A five-member panel of the Supreme Court, led by Justice Lawal Garba, last Friday ruled in favour of Fidelity Bank in its appeal against Sagecom Concepts Limited.

The judgment brings definitive closure to a legacy case that has attracted attention across the financial sector for more than two decades. It also marks a significant victory for Fidelity Bank in a long-running legal dispute.

In a motion dated October 8, 2025, Fidelity Bank sought clarification from the Supreme Court, requesting a consequential order that the judgment debt be paid in Naira. The bank also asked that the interest rate be set at 19.5 per cent per annum rather than 19.5 per cent compounded daily.

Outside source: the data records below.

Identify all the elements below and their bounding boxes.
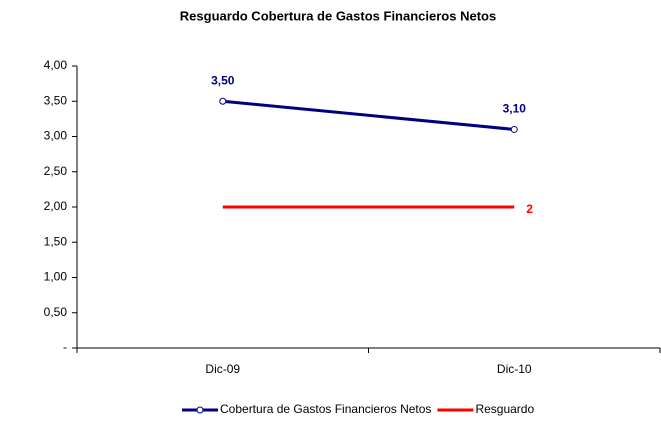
legend-label: Cobertura de Gastos Financieros Netos bbox=[220, 402, 431, 416]
point bbox=[510, 125, 518, 133]
value-label: 3,10 bbox=[503, 102, 527, 116]
y-tick-label: 3,50 bbox=[44, 93, 68, 107]
chart-title: Resguardo Cobertura de Gastos Financiero… bbox=[180, 8, 496, 23]
legend-marker bbox=[196, 406, 204, 414]
y-tick-label: - bbox=[63, 340, 67, 354]
y-tick-label: 3,00 bbox=[44, 129, 68, 143]
x-tick-label: Dic-10 bbox=[497, 362, 532, 376]
series-line bbox=[222, 99, 515, 131]
point bbox=[219, 97, 227, 105]
y-tick-label: 2,50 bbox=[44, 164, 68, 178]
y-tick-label: 4,00 bbox=[44, 58, 68, 72]
value-label: 2 bbox=[526, 202, 533, 216]
y-tick-label: 1,50 bbox=[44, 234, 68, 248]
value-label: 3,50 bbox=[211, 73, 235, 87]
y-tick-label: 2,00 bbox=[44, 199, 68, 213]
legend-label: Resguardo bbox=[475, 402, 534, 416]
x-tick-label: Dic-09 bbox=[205, 362, 240, 376]
y-tick-label: 1,00 bbox=[44, 270, 68, 284]
y-tick-label: 0,50 bbox=[44, 305, 68, 319]
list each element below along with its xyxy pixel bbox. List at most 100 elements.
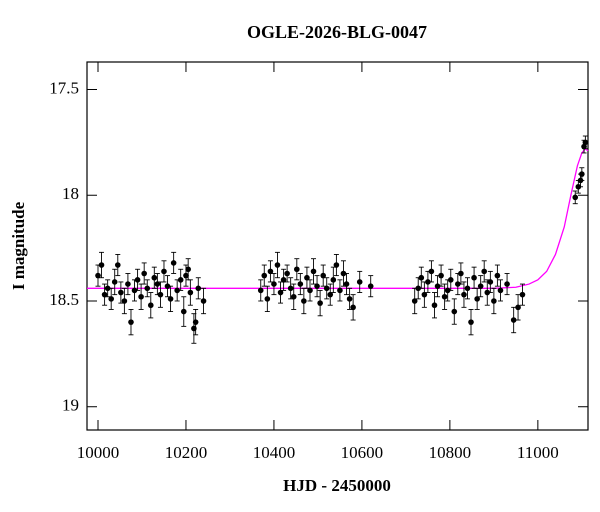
x-axis-label: HJD - 2450000 — [283, 476, 391, 495]
data-point — [367, 283, 374, 289]
data-point — [131, 287, 138, 294]
data-point — [274, 262, 281, 268]
data-point — [461, 291, 467, 298]
data-point — [167, 296, 174, 302]
data-point — [310, 268, 317, 275]
data-point — [118, 289, 124, 296]
data-point — [174, 287, 180, 294]
data-point — [471, 274, 477, 281]
data-point — [515, 304, 521, 311]
data-point — [183, 272, 189, 279]
data-point — [481, 268, 487, 275]
data-point — [337, 287, 343, 294]
data-point — [494, 272, 501, 279]
data-point — [441, 293, 448, 300]
data-point — [487, 279, 494, 285]
data-point — [356, 279, 363, 285]
data-point — [491, 298, 497, 304]
data-point — [280, 277, 287, 283]
plot-frame — [86, 61, 589, 431]
data-point — [134, 277, 141, 283]
data-point — [415, 285, 422, 292]
x-tick-label: 10400 — [253, 443, 296, 462]
data-point — [187, 289, 194, 296]
data-point — [477, 283, 484, 289]
data-point — [284, 270, 290, 277]
x-tick-label: 11000 — [517, 443, 559, 462]
data-point — [261, 272, 268, 279]
data-point — [170, 260, 177, 266]
data-point — [257, 287, 264, 294]
data-point — [343, 281, 350, 287]
data-point — [340, 270, 347, 277]
data-point — [151, 274, 158, 281]
data-point — [138, 293, 144, 300]
data-point — [294, 266, 300, 273]
data-point — [458, 270, 464, 277]
data-point — [510, 317, 517, 323]
data-point — [411, 298, 418, 304]
data-point — [346, 296, 353, 302]
y-tick-label: 18 — [62, 184, 79, 203]
data-point — [323, 285, 330, 292]
data-point — [104, 285, 111, 292]
data-point — [108, 296, 114, 302]
data-point — [200, 298, 207, 304]
data-point — [468, 319, 474, 325]
data-point — [125, 281, 131, 287]
data-point — [267, 268, 274, 275]
data-point — [451, 308, 458, 315]
y-tick-label: 18.5 — [49, 290, 79, 309]
data-point — [317, 300, 323, 306]
y-tick-label: 19 — [62, 396, 79, 415]
data-point — [98, 262, 105, 268]
data-point — [572, 194, 579, 201]
data-point — [438, 272, 444, 279]
x-tick-label: 10200 — [165, 443, 208, 462]
data-point — [444, 287, 451, 294]
y-axis-label: I magnitude — [9, 201, 28, 290]
data-point — [304, 274, 310, 281]
data-point — [455, 281, 461, 287]
data-point — [425, 279, 431, 285]
data-point — [111, 279, 118, 285]
data-point — [582, 139, 589, 146]
data-point — [192, 319, 199, 325]
data-point — [301, 298, 307, 304]
data-point — [147, 302, 154, 309]
data-point — [128, 319, 134, 325]
x-tick-label: 10000 — [77, 443, 120, 462]
data-point — [180, 308, 187, 315]
x-tick-label: 10600 — [341, 443, 384, 462]
data-point — [484, 289, 491, 296]
data-point — [327, 291, 334, 298]
data-point — [320, 272, 327, 279]
data-point — [464, 285, 471, 292]
data-point — [314, 283, 320, 289]
y-tick-label: 17.5 — [49, 78, 79, 97]
data-point — [177, 277, 184, 283]
data-point — [121, 298, 128, 304]
data-point — [164, 283, 171, 289]
chart-title: OGLE-2026-BLG-0047 — [247, 22, 427, 42]
data-point — [350, 304, 356, 311]
data-point — [497, 287, 504, 294]
data-point — [185, 266, 191, 273]
data-point — [447, 277, 454, 283]
data-point — [504, 281, 510, 287]
data-point — [579, 171, 585, 177]
data-point — [95, 272, 101, 279]
data-point — [271, 281, 277, 287]
data-point — [287, 285, 294, 292]
data-point — [195, 285, 202, 292]
data-point — [428, 268, 435, 275]
data-point — [157, 291, 164, 298]
data-point — [330, 277, 337, 283]
data-point — [141, 270, 147, 277]
data-point — [277, 289, 284, 296]
data-point — [101, 291, 108, 298]
data-point — [144, 285, 151, 292]
data-point — [333, 262, 340, 268]
data-point — [421, 291, 428, 298]
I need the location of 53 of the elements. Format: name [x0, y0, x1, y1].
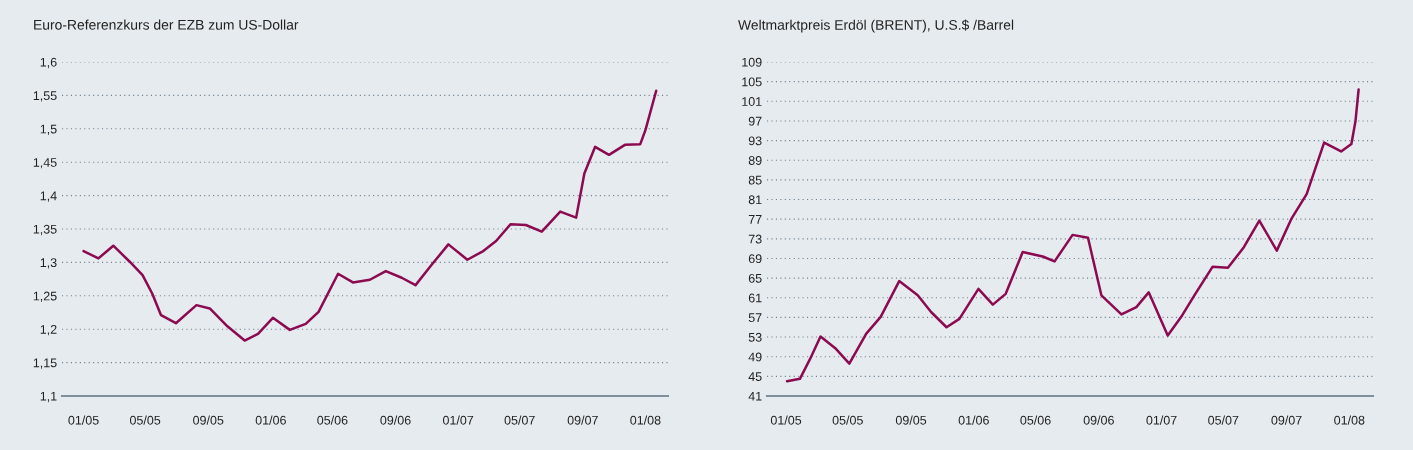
- y-tick-label: 1,2: [40, 325, 57, 336]
- x-tick-label: 09/07: [567, 415, 598, 425]
- x-tick-label: 05/06: [317, 415, 348, 425]
- y-tick-label: 93: [748, 136, 762, 146]
- y-tick-label: 49: [748, 352, 762, 362]
- y-tick-label: 1,4: [40, 191, 57, 202]
- y-tick-label: 1,3: [40, 258, 57, 269]
- x-tick-label: 01/06: [255, 415, 286, 425]
- y-tick-label: 1,5: [40, 124, 57, 135]
- chart-title: Euro-Referenzkurs der EZB zum US-Dollar: [34, 19, 299, 30]
- x-tick-label: 01/05: [770, 415, 802, 425]
- x-tick-label: 01/08: [630, 415, 661, 425]
- line-series: [82, 89, 658, 342]
- line-series: [785, 88, 1360, 383]
- x-tick-label: 01/07: [442, 415, 474, 425]
- y-tick-label: 1,25: [33, 291, 57, 302]
- x-tick-label: 09/05: [193, 415, 224, 425]
- y-tick-label: 61: [748, 293, 762, 303]
- x-tick-label: 01/05: [68, 415, 99, 425]
- x-tick-label: 01/08: [1334, 415, 1365, 425]
- y-tick-label: 45: [748, 372, 762, 382]
- y-tick-label: 73: [748, 234, 762, 244]
- x-tick-label: 01/07: [1146, 415, 1177, 425]
- y-tick-label: 1,55: [33, 91, 57, 102]
- y-tick-label: 1,45: [33, 158, 57, 169]
- x-tick-label: 09/05: [895, 415, 927, 425]
- y-tick-label: 109: [742, 57, 762, 67]
- y-tick-label: 105: [742, 77, 762, 87]
- x-tick-label: 05/07: [1208, 415, 1239, 425]
- y-tick-label: 41: [748, 391, 762, 401]
- y-tick-label: 85: [748, 175, 762, 185]
- y-tick-label: 81: [748, 195, 762, 205]
- y-tick-label: 69: [748, 254, 762, 264]
- x-tick-label: 01/06: [958, 415, 989, 425]
- chart-title: Weltmarktpreis Erdöl (BRENT), U.S.$ /Barrel: [738, 19, 1014, 33]
- y-tick-label: 1,6: [40, 57, 57, 69]
- x-tick-label: 09/06: [380, 415, 411, 425]
- x-tick-label: 05/05: [832, 415, 863, 425]
- y-tick-label: 57: [748, 313, 762, 323]
- x-tick-label: 05/05: [129, 415, 161, 425]
- x-tick-label: 09/07: [1271, 415, 1302, 425]
- y-tick-label: 77: [748, 215, 762, 224]
- x-tick-label: 05/07: [504, 415, 535, 425]
- y-tick-label: 1,15: [33, 358, 57, 369]
- y-tick-label: 89: [748, 156, 762, 165]
- x-tick-label: 09/06: [1083, 415, 1114, 425]
- y-tick-label: 53: [748, 332, 762, 342]
- y-tick-label: 97: [748, 116, 762, 126]
- x-tick-label: 05/06: [1020, 415, 1051, 425]
- y-tick-label: 1,35: [33, 224, 57, 236]
- y-tick-label: 65: [748, 273, 762, 283]
- y-tick-label: 101: [742, 97, 762, 106]
- y-tick-label: 1,1: [40, 391, 57, 403]
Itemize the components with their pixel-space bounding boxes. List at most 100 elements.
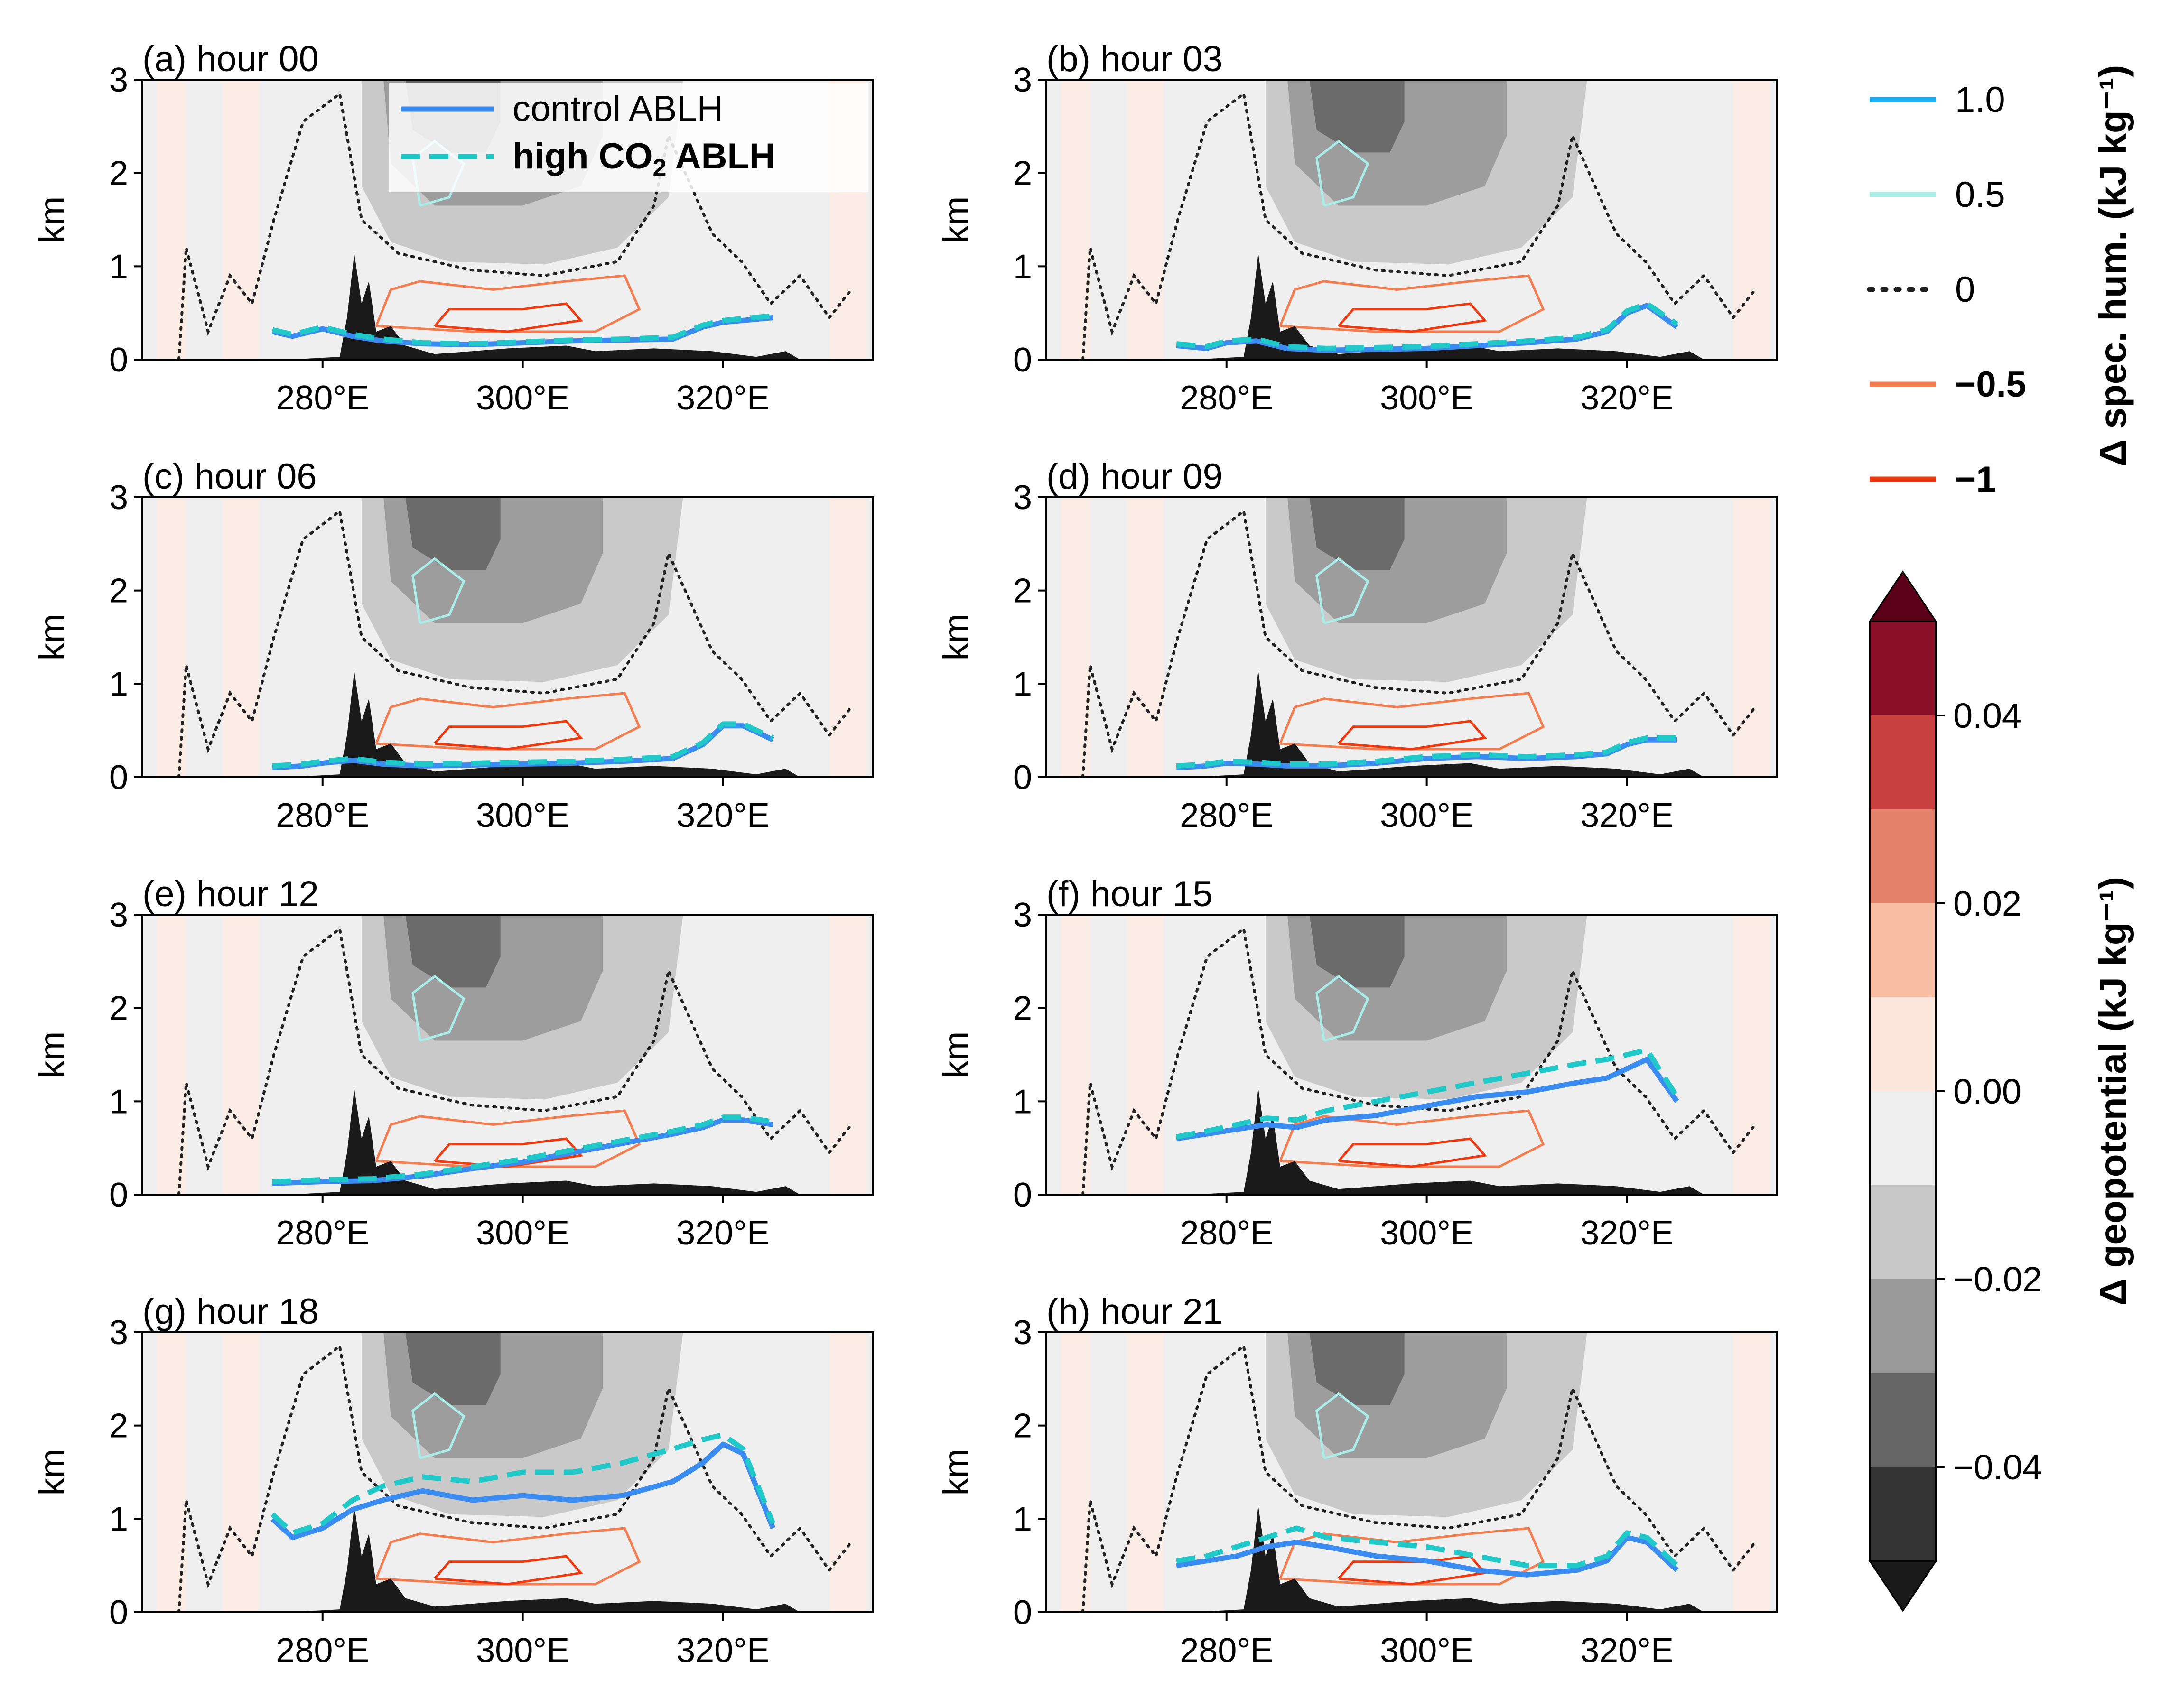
- colorbar-tick-label: 0.04: [1953, 696, 2021, 735]
- axes-frame: [1045, 496, 1778, 778]
- positive-geopotential-band: [1733, 1332, 1770, 1612]
- panel-title: (g) hour 18: [142, 1291, 319, 1332]
- colorbar-segment: [1870, 1185, 1936, 1279]
- y-tick-label: 2: [109, 990, 128, 1028]
- y-tick-label: 0: [109, 1594, 128, 1632]
- x-tick-label: 320°E: [1580, 1632, 1674, 1670]
- panel-title: (a) hour 00: [142, 39, 319, 79]
- colorbar-extend-high: [1868, 570, 1937, 622]
- positive-geopotential-band: [1127, 497, 1164, 777]
- zero-humidity-contour: [177, 509, 853, 777]
- humidity-contour-minus-half: [1279, 274, 1545, 333]
- x-tick-label: 300°E: [1380, 797, 1473, 835]
- zero-humidity-contour: [177, 926, 853, 1195]
- x-tick-label: 280°E: [276, 1632, 369, 1670]
- y-axis-label: km: [32, 614, 72, 661]
- positive-geopotential-band: [1061, 1332, 1090, 1612]
- humidity-contour-minus-half: [375, 692, 641, 751]
- colorbar-tick-label: −0.02: [1953, 1260, 2042, 1299]
- axes-frame: [1045, 914, 1778, 1196]
- plot-area: [142, 915, 873, 1195]
- series-line-high-co2-ablh: [1176, 1525, 1679, 1569]
- plot-area: [142, 1332, 873, 1612]
- y-tick-label: 0: [1013, 1176, 1032, 1214]
- y-tick-label: 2: [1013, 155, 1032, 193]
- plot-area: [1046, 80, 1777, 360]
- positive-geopotential-band: [1733, 915, 1770, 1195]
- plot-area: [1046, 915, 1777, 1195]
- positive-geopotential-band: [157, 80, 186, 360]
- y-axis-label: km: [32, 1031, 72, 1078]
- humidity-contour-minus-half: [375, 1527, 641, 1586]
- y-axis-label: km: [32, 1449, 72, 1496]
- positive-geopotential-band: [1127, 915, 1164, 1195]
- y-tick-label: 3: [109, 1314, 128, 1352]
- x-tick-label: 320°E: [676, 379, 770, 417]
- geopotential-contour-fill: [1309, 80, 1405, 153]
- positive-geopotential-band: [1127, 80, 1164, 360]
- series-line-control-ablh: [270, 1441, 776, 1541]
- y-axis-label: km: [936, 614, 976, 661]
- zero-humidity-contour: [1081, 91, 1757, 360]
- humidity-contour-half: [1315, 557, 1369, 624]
- humidity-legend-label: 1.0: [1955, 80, 2005, 120]
- y-tick-label: 3: [1013, 61, 1032, 99]
- x-tick-label: 300°E: [1380, 1214, 1473, 1252]
- humidity-contour-half: [1315, 1392, 1369, 1459]
- panel-h: 0 1 2 3 280°E 300°E 320°E km (h) hour 21: [936, 1291, 1778, 1670]
- y-axis-label: km: [936, 1449, 976, 1496]
- positive-geopotential-band: [223, 1332, 260, 1612]
- x-tick-label: 320°E: [676, 797, 770, 835]
- x-tick-label: 320°E: [676, 1214, 770, 1252]
- geopotential-contour-fill: [405, 1332, 501, 1405]
- x-tick-label: 320°E: [676, 1632, 770, 1670]
- legend-control-label: control ABLH: [512, 89, 723, 129]
- positive-geopotential-band: [1061, 497, 1090, 777]
- y-tick-label: 1: [109, 248, 128, 286]
- humidity-contour-minus-one: [1338, 302, 1487, 333]
- geopotential-contour-fill: [1309, 915, 1405, 988]
- x-tick-label: 300°E: [476, 379, 569, 417]
- panel-g: 0 1 2 3 280°E 300°E 320°E km (g) hour 18: [32, 1291, 874, 1670]
- colorbar-segment: [1870, 622, 1936, 715]
- colorbar-extend-low: [1868, 1560, 1937, 1612]
- y-axis-label: km: [936, 1031, 976, 1078]
- axes-frame: [141, 1331, 874, 1613]
- positive-geopotential-band: [829, 1332, 866, 1612]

It also requested the exchange rate used for conversion be the rate applicable as of the date of the High Court judgment, in line with the Supreme Court’s decision in Anibaba v. Dana Airlines.

Fidelity Bank further requested the judgment debt be fixed at N30,197,286,603.13 and that interest on this amount be payable at 19.5 per cent per annum until full settlement.

In the judgment delivered by Justice Adamu Jauro, the apex court granted the bank’s first three prayers but declined the fourth and fifth. As a result, the judgment sum will be paid in Naira at an annual interest rate of 19.5 per cent, rather than the daily compounded rate previously awarded by the High Court.

The Supreme Court equally affirmed that the applicable exchange rate should be the rate as of the date of the High Court judgment, consistent with its earlier decision in Anibaba v. Dana Airlines.

The dispute originated from a legacy transaction involving the former FSB International Bank, which merged with Fidelity Bank in 2005. It stemmed from a 2002 credit facility extended to G. Cappa Plc and subsequent legal proceedings tied to the collateral.

This ruling provides finality for years of litigation and confirms a significantly lower liability than the N225 billion previously speculated in the review of decisions leading up to the decision.